Advanced Digital Forensic Solutions, Inc. (ADF Solutions) is a company based in Bethesda, Maryland, that develops tools for scanning suspect computers and digital devices in order to locate and extract data, a process known as digital forensics. Digital forensic tools can scan mobile phones, computers and digital devices to collect intelligence or evidence of a crime to identify computers that contain content relevant to an investigation. 

Triage-G2 is a media exploitation (MEDEX) tool used on computers and peripheral devices. It is typically deployed on a USB device by military personnel working in the field. The USB devices, known as triage keys, can be prepared in advance or in the field by selecting specific search criteria. The users of this tool do not require significant technical computer skills. Triage-G2 is currently in use by several U.S. Defense and intelligence agencies.

Mobile Device Investigator provides field investigators with rapid evidence collection, analysis and reporting for iOS and Android devices (smartphones, tablets) to recover call records, messages, saved contacts, calendar data, browsing history, download history, search terms, WiFi connections, installed applications, pictures, videos, audio files, documents and more. Police and investigators can review and analyze results immediately so they can make on-scene decisions. 

Digital Evidence Investigator is a forensic triage tool used on computers by forensic examiners in lab environments or on location to scan suspect devices and prioritize them for full examinations. Digital Evidence Investigator is in use by law enforcement agencies worldwide.

The software used in this technology employs sets of search criteria known as Captures.
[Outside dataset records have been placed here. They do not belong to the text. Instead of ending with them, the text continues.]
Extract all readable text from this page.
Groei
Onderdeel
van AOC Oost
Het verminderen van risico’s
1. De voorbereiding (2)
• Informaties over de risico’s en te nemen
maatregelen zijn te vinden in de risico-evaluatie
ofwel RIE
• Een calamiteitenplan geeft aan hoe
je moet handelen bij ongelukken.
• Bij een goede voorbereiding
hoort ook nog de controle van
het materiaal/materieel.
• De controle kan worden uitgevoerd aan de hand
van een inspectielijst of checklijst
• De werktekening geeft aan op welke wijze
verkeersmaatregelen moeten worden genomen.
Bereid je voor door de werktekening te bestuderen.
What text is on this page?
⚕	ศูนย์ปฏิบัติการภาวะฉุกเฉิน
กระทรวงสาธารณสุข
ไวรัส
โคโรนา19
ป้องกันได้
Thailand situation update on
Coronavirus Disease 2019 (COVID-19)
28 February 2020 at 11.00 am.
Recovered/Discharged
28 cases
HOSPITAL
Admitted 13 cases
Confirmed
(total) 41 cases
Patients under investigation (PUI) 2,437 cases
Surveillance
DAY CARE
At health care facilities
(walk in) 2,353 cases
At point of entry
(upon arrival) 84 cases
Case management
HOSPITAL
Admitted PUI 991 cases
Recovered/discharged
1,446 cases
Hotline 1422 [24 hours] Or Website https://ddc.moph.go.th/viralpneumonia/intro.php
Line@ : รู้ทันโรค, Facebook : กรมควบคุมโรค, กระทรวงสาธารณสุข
This software allows analysts and operators to describe the specific search or exploitation they want to conduct.  They can also be used to automate recurring categories of investigations and can be shared among the agencies that need them.

Document and media exploitation 
According to technopedia.com, document and media exploitation is defined as the extraction, translation, and analysis of physical and digital documents and media to generate useful and timely information. Also known as DOMEX, it is a very similar discipline to computer forensics, digital forensics or media exploitation.